Una simile prospettiva esige che non si assolutizzi nessuna delle espressioni della vita dell'uomo e impegna "a 'guardare intorno', alle 'cose nuove', che ci circondano e in cui ci troviamo, per così dire immersi …; a 'guardare al futuro', quando già s'intravede il terzo Millennio dell'era cristiana, carico di incognite ma anche di promesse.

Incognite e promesse che fanno appello alla nostra immaginazione e creatività, stimolando anche la nostra responsabilità, quali discepoli dell' 'unico Maestro', Cristo ( cf Mt 23,8 ), nell'indicare la via, nel proclamare la verità e nel comunicare la vita che è Lui ( cf Gv 14,6 )".46

38. - Ciò che è fatto dall'uomo deve essere a vantaggio di ogni uomo, della sua crescita integrale e della crescita globale dell'umanità.

L'uomo non può essere relativizzato e strumentalizzato a nessun interesse; sono piuttosto i modelli di sviluppo e le forme economiche, politiche, di organizzazione e distribuzione del lavoro fin qui sperimentate che necessitano di correzioni in funzione del bene comune di tutti gli uomini e dello sviluppo integrale di ciascun uomo.

L'affermazione che "l'uomo è la via della Chiesa",47 ripetutamente presente nell'enciclica Centesirnus annus, deve essere compresa in tutta la straordinaria ricchezza del suo contenuto ed enucleata in tutta la fecondità delle sue esigenze quando si vuole elaborare qualsiasi progetto che riguarda l'uomo e la società.

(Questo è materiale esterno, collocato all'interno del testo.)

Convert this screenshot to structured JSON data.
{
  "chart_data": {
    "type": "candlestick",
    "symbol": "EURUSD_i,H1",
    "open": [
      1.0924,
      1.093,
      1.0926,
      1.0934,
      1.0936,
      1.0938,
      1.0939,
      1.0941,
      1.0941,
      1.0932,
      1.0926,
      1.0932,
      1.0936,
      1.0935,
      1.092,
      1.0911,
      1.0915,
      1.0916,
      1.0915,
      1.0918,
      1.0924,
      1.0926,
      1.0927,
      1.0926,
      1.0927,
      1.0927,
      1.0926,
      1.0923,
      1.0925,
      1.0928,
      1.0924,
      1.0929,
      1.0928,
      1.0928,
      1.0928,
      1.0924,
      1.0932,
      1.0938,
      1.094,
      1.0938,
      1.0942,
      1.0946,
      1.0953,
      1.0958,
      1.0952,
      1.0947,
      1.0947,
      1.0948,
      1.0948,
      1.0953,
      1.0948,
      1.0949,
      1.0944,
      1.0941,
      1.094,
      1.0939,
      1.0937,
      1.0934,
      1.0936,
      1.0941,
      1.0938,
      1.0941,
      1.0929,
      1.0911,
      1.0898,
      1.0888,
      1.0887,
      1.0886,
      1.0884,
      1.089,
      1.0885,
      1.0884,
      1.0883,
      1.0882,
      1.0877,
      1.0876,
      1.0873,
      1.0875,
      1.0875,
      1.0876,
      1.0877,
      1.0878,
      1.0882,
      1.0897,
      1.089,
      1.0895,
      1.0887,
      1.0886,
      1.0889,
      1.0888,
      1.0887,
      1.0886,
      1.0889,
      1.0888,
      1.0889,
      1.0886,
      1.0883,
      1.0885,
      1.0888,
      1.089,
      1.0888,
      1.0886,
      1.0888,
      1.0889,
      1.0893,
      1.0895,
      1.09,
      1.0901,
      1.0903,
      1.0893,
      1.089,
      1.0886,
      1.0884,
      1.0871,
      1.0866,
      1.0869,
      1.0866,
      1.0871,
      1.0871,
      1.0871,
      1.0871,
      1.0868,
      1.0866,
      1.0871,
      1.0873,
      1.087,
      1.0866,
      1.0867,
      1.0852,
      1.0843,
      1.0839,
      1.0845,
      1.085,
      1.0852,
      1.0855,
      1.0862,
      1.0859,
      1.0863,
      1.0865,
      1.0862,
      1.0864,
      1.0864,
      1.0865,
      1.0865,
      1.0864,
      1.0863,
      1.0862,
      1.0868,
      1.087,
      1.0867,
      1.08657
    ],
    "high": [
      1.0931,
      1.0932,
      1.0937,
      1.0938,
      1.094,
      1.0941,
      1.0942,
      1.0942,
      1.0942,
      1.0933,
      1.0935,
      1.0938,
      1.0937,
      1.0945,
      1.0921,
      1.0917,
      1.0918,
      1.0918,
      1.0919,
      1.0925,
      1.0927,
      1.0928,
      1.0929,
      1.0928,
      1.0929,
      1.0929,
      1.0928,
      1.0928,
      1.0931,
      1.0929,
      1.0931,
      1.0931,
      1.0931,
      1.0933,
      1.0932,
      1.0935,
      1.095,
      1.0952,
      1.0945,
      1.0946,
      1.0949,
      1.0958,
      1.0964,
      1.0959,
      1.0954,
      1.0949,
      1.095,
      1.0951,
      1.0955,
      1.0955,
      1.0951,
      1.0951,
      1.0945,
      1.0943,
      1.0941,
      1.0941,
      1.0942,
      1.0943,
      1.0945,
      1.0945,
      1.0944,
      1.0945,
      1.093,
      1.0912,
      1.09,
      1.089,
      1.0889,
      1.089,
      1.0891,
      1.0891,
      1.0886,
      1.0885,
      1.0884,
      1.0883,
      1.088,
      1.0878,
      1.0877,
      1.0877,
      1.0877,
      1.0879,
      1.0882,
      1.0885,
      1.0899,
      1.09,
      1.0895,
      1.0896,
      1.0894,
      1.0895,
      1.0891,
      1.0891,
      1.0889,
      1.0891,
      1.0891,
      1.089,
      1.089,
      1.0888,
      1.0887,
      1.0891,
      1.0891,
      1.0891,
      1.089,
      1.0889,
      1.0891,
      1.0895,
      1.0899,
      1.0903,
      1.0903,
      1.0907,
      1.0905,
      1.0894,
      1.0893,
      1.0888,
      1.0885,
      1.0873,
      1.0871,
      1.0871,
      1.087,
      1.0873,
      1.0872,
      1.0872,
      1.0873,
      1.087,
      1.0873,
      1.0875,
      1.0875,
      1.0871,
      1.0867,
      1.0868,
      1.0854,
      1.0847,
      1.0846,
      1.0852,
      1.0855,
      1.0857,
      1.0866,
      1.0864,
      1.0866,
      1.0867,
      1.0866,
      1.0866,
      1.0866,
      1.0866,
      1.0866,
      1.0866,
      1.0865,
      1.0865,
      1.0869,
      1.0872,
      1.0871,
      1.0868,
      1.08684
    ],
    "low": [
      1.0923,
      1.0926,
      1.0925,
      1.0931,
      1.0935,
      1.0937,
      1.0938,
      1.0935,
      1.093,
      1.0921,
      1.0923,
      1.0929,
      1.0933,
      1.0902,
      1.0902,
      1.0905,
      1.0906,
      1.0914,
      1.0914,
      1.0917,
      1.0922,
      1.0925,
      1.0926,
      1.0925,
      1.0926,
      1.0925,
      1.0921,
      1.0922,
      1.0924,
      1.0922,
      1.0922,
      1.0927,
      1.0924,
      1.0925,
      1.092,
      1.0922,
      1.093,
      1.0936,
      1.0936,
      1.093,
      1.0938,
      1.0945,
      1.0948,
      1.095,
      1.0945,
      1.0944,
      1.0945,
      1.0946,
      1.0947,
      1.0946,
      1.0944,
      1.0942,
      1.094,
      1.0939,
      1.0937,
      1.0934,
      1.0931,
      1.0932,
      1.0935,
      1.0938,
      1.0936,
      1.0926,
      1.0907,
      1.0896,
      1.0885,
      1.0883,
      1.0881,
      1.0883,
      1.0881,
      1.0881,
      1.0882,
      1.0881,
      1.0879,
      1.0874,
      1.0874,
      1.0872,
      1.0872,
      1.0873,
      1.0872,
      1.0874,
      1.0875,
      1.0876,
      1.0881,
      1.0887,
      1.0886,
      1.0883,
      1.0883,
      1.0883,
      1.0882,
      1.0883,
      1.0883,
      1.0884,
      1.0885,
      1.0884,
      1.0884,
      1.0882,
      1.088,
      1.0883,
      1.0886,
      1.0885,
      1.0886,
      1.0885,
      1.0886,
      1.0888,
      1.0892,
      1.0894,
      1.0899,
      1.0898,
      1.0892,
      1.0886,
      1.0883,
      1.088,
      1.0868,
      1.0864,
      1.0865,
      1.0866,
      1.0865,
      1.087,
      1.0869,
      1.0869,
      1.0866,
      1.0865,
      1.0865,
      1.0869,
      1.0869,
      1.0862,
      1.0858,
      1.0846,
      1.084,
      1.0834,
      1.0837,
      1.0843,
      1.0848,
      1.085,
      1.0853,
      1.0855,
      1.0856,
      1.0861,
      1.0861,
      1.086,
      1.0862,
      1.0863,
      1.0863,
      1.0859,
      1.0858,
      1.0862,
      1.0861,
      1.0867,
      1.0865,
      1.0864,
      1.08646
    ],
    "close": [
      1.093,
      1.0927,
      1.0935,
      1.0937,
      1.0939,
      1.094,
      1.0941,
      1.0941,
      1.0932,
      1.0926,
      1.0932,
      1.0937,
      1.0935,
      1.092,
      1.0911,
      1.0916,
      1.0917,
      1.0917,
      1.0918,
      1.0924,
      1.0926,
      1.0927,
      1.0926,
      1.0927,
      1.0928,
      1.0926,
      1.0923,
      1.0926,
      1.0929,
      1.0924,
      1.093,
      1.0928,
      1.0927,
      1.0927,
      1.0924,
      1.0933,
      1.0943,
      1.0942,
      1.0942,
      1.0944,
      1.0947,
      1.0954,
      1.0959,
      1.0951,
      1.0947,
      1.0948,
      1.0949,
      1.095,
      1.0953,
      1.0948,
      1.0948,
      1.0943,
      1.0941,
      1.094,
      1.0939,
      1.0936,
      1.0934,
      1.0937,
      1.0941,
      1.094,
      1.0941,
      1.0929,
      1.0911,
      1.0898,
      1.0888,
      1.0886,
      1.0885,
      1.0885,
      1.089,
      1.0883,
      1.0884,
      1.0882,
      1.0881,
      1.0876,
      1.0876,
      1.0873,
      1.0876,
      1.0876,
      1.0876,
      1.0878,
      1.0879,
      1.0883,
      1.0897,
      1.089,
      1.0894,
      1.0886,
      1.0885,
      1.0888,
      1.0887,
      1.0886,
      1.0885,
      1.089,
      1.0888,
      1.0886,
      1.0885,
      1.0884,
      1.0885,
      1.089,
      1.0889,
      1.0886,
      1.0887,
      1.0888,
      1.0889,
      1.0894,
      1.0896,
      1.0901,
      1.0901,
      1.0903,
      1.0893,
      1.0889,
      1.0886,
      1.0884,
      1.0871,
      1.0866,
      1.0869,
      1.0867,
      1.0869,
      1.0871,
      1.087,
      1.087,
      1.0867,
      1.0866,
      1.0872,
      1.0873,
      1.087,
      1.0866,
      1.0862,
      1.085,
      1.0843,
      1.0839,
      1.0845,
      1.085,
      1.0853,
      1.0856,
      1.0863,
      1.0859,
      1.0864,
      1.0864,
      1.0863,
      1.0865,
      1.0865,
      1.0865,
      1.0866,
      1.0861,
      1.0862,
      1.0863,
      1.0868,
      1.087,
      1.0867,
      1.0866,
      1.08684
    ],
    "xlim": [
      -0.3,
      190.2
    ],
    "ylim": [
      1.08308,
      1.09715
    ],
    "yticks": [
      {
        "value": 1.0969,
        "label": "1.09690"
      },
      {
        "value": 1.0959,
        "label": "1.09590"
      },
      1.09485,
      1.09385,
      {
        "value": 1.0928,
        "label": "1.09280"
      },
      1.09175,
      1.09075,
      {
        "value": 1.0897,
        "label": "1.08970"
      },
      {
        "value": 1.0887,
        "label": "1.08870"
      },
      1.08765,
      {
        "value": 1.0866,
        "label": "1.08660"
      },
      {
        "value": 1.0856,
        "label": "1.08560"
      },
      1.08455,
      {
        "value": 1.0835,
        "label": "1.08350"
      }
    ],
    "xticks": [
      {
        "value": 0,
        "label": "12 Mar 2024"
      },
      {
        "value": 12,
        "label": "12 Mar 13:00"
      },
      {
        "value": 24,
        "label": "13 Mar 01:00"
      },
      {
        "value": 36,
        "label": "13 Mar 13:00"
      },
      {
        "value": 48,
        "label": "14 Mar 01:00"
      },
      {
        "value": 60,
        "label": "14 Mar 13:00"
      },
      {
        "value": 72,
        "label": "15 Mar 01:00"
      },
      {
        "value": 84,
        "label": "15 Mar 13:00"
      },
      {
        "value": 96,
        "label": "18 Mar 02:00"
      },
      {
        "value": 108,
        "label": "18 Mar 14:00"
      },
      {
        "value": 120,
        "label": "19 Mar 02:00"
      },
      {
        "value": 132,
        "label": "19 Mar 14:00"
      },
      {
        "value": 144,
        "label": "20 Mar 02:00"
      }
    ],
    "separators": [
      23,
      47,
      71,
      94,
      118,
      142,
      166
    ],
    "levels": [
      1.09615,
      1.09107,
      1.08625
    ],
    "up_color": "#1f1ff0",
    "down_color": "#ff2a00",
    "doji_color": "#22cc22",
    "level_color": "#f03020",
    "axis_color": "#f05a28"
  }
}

39. - La concezione cristiana della persona comporta necessariamente una visione giusta della società.48

Infatti, analizzando le ingiustizie, i conflitti e le aberrazioni cui può giungere l'uomo quando si volge contro Dio,49 si scopre che la loro radice comune sta in un errore antropologico.50

A questo errore vanno imputati:

il rifiuto di rispettare la dignità di ogni persona umana, come avviene con la lotta di classe;

il dominio delle cose sugli uomini, quale limite del capitalismo;

la negazione della trascendente dignità della persona umana, radice del totalitarismo moderno;

l'insensata distruzione dell'ambiente naturale;

la distorsione e la corruzione del diritto.

L'antropologia cristiana, che la dottrina sociale della Chiesa riceve dalla divina rivelazione, è il referente critico costante secondo cui assumere e valutare le argomentazioni e le indicazioni offerte dalle diverse visioni del lavoro, dell'economia e della politica presenti nella nostra cultura pluralistica.

Anche nella fase propositiva, ossia nella individuazione dei bisogni e delle nuove modalità per rispondervi, "è necessario lasciarsi guidare da un'immagine integrale dell'uomo che rispetti tutte le dimensioni del suo essere e subordini quelle materiali e istintive a quelle interiori e spirituali".51

40. - Problemi attuali del lavoro, dell'economia e della politica

Per rendere efficace l'evangelizzazione del sociale è necessario, in primo luogo, individuare nel lavoro, nell'economia e nella politica attuali gli aspetti più lontani dalla prospettiva antropologica del Vangelo o ad essa contrari: proprio su questi aspetti è urgente intervenire con una coerente e comunitaria testimonianza cristiana e non semplicemente con la proposta di una dottrina sociale.

L'analisi che proponiamo non intende essere dettagliata; si limita ad evidenziare alcuni fenomeni di dimensioni macroscopiche, che hanno il carattere della generalità e della persistenza e ai quali possono essere ricondotte le molte realtà e problematiche particolari.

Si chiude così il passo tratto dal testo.